Malgré l’emploi de la première personne pour la majorité de ces nouvelles et le choix d’un sujet qui la touche intimement, celui de la ville dont elle s’est exilée à vingt-sept ans, Guka Han rejette ici toute référence autobiographique explicite pour construire un roman choral fragmenté en nouvelles et porté par une écriture sans affect marquée par une neutralité distante. Mais paradoxalement cette distance qui aurait pu désincarner les récits et les rendre abstraits ou extérieurs au lecteur semble ici en multiplier les potentialités, comme si, en glissant de l’intime au collectif, ces nouvelles atteignaient une dimension universelle propre à trouver écho dans l’imaginaire de chacun.  Ce positionnement permet aussi à l’auteure de laisser le réalisme, la psychologie ou la sociologie de côté pour explorer, par le flou dont elle pare ses personnages, par l’imprécision de leurs motivations ou l’aspect assez énigmatique de certaines situations, le champ très actuel du fantastique, l’onirisme et le mystère. « Si le passage de la vie à la mort pouvait être parcouru en bus, je pense que le voyage ressemblerait à celui-là : un défilé de paysages plus monotones les uns que les autres, une route si lisse qu’elle ne produirait pas la moindre vibration, un itinéraire suivi au centimètre près, et à bord, aucun bruit, pas même un chuchotement. » (Luoes)  
Comme le laisse pressentir le titre poétique du recueil et non sans un jeu de miroir avec le caractère effrayant de la capitale coréenne qui en fait sujet, c’est une atmosphère angoissante qui, dans Le jour où le désert est entré dans la ville, s’affirme. On ne pouvait mieux dire et incarner le chaos en fermentation à Séoul qu’avec cet étonnant contraste entre la neutralité distante qui floute les observations de lieux ou l’identité des narrateurs et la perception exacerbée des images, des sons et des odeurs qu’ils nous restituent, qu’avec le choix inattendu d’y introduire une dose de surnaturel au cœur même de l’ordinaire. C’est peut-être dans cette familiarité avec les fantômes et le désastre que l’identité culturelle coréenne de l’auteure s’exprime le plus singulièrement.

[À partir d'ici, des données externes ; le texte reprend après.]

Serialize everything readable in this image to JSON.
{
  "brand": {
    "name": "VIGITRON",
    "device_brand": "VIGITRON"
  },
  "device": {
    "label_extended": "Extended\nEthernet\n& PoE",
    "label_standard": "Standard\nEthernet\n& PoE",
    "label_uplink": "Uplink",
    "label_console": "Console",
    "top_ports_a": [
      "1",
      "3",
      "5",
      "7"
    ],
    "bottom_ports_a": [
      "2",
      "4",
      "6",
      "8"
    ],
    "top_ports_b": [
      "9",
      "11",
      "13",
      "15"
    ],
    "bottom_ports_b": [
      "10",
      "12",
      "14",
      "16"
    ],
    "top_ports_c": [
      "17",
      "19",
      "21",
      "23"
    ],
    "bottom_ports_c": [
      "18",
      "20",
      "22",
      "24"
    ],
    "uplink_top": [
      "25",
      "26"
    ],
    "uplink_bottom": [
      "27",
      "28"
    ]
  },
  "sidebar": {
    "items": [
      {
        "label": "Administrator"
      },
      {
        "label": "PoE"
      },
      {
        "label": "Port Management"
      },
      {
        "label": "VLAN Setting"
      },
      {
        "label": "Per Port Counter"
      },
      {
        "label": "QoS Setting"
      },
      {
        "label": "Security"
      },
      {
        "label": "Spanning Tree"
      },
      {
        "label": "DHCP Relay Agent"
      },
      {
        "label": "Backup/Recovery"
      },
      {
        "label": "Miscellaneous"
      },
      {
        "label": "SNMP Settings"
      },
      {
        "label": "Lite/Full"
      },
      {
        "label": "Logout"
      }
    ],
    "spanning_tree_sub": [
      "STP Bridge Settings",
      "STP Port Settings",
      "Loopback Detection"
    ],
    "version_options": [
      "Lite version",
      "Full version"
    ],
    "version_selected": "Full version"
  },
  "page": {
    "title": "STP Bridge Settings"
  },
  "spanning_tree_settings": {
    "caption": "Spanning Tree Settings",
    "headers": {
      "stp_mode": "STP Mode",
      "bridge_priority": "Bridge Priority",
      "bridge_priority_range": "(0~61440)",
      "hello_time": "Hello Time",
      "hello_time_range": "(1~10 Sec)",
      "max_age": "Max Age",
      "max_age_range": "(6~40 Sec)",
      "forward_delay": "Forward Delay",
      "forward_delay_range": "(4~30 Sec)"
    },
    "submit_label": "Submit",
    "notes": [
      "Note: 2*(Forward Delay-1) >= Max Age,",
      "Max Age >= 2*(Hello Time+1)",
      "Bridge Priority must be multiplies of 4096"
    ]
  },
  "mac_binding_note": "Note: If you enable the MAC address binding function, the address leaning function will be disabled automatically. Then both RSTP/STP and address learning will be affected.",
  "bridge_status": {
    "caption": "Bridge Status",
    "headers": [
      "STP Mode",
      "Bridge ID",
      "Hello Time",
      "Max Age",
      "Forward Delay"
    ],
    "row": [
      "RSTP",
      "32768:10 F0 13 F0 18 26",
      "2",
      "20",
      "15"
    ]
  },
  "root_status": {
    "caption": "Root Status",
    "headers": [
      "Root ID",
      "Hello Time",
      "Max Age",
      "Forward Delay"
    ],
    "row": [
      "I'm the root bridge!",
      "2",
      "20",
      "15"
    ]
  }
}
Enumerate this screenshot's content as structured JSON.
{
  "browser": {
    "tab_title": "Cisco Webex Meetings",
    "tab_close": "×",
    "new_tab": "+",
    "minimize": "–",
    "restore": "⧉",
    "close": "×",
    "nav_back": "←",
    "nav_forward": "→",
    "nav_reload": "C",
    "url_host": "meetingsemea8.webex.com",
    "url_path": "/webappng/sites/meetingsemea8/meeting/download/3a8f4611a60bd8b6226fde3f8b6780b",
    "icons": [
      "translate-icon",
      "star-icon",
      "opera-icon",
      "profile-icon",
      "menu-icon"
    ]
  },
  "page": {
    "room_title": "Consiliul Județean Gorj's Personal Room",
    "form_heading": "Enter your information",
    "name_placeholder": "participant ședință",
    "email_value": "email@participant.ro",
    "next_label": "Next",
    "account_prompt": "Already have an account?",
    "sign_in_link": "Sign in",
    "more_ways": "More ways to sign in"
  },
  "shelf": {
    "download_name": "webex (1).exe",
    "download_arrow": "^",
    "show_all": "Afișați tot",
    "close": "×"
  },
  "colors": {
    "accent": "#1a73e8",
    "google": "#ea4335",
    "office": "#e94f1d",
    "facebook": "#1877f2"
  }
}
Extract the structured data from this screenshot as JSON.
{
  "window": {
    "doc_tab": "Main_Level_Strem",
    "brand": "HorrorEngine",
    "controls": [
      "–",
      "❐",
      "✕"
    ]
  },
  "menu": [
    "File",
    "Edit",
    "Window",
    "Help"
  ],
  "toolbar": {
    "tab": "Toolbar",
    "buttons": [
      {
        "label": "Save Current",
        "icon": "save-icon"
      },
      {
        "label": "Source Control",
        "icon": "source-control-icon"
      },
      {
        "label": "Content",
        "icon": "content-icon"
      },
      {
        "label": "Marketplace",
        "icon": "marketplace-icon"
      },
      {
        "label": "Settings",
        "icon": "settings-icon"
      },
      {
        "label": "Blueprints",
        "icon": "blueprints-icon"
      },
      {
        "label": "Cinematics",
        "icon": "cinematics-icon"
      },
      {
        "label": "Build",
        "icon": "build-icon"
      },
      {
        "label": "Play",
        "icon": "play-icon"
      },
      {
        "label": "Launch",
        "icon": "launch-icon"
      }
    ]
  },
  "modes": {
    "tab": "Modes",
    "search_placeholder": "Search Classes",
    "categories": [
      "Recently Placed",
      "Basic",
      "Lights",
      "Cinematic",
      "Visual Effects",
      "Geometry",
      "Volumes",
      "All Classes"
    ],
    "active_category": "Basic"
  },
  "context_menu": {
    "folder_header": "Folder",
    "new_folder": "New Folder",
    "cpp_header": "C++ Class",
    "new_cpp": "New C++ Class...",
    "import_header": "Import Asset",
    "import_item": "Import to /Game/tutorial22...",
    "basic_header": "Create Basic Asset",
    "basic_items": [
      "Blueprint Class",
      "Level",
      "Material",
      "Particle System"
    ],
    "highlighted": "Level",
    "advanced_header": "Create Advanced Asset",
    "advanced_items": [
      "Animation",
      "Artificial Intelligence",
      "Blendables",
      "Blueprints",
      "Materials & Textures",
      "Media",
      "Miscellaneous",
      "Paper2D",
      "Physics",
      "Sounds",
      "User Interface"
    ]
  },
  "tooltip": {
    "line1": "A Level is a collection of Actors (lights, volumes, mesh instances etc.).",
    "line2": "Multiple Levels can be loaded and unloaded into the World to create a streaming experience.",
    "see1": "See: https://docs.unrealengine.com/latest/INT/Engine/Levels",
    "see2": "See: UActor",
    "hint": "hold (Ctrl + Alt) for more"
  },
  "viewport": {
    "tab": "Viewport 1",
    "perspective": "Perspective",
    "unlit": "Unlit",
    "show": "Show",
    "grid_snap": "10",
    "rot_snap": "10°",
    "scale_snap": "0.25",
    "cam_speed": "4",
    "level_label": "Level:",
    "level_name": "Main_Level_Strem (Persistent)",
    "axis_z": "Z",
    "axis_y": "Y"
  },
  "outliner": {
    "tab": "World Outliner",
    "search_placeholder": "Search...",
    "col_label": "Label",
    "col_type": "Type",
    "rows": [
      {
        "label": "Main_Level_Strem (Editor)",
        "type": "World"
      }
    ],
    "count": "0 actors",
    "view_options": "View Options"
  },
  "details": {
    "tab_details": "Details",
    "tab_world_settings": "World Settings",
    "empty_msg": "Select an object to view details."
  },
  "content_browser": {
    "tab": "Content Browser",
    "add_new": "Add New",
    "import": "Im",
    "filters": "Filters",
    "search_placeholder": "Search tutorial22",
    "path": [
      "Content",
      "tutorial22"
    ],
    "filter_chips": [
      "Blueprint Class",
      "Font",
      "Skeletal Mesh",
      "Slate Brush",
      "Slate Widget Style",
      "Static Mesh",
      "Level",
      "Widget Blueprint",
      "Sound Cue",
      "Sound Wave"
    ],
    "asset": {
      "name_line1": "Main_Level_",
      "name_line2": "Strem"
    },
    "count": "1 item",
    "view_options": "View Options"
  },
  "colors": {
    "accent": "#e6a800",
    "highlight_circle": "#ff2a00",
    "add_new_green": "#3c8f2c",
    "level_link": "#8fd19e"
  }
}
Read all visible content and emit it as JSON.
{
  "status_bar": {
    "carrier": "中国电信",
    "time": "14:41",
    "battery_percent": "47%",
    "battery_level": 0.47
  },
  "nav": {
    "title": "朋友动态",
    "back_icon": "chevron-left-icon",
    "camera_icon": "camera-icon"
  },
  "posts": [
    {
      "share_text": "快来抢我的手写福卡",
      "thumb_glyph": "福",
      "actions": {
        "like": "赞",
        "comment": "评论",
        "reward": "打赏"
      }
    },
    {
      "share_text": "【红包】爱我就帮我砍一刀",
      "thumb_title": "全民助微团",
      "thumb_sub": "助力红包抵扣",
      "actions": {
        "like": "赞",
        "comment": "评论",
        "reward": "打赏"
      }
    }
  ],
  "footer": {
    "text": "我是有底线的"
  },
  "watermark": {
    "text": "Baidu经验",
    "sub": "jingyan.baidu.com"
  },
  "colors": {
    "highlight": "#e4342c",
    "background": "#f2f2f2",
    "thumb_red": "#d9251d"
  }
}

Ce dispositif de juxtaposition, de friction et de combinaison de ces différentes composantes apparemment peu compatibles, permet à Guka Han de nous restituer de manière sensible la complexité, les conflits, la violence sourde et les dangers qui se cachent derrière la façade d’ordre et de luxe de la métropole, à travers un tableau expressionniste dont chaque couleur s’entend à éveiller l’angoisse du lecteur en retour. Ä partir de ces huit fragments de vie, c’est toute une civilisation en perdition qui s’expose et c’est une alerte, face à cette dégradation et cette menace de destruction collective et universelle que, dans un beau geste littéraire, Guka Han nous lance.

Ce recueil onirique et inquiet, inquiétant aussi, fragile et intense, écrit en français par une Coréenne arrivée à Paris en 2014, est un premier livre bluffant par l’efficacité de son écriture, par sa cohérence et par l’atmosphère étrange, éminemment troublante et prenante qui s’en dégage. Une auteure à suivre, assurément. 

Dominique Baillon-Lalande 
(29/06/20)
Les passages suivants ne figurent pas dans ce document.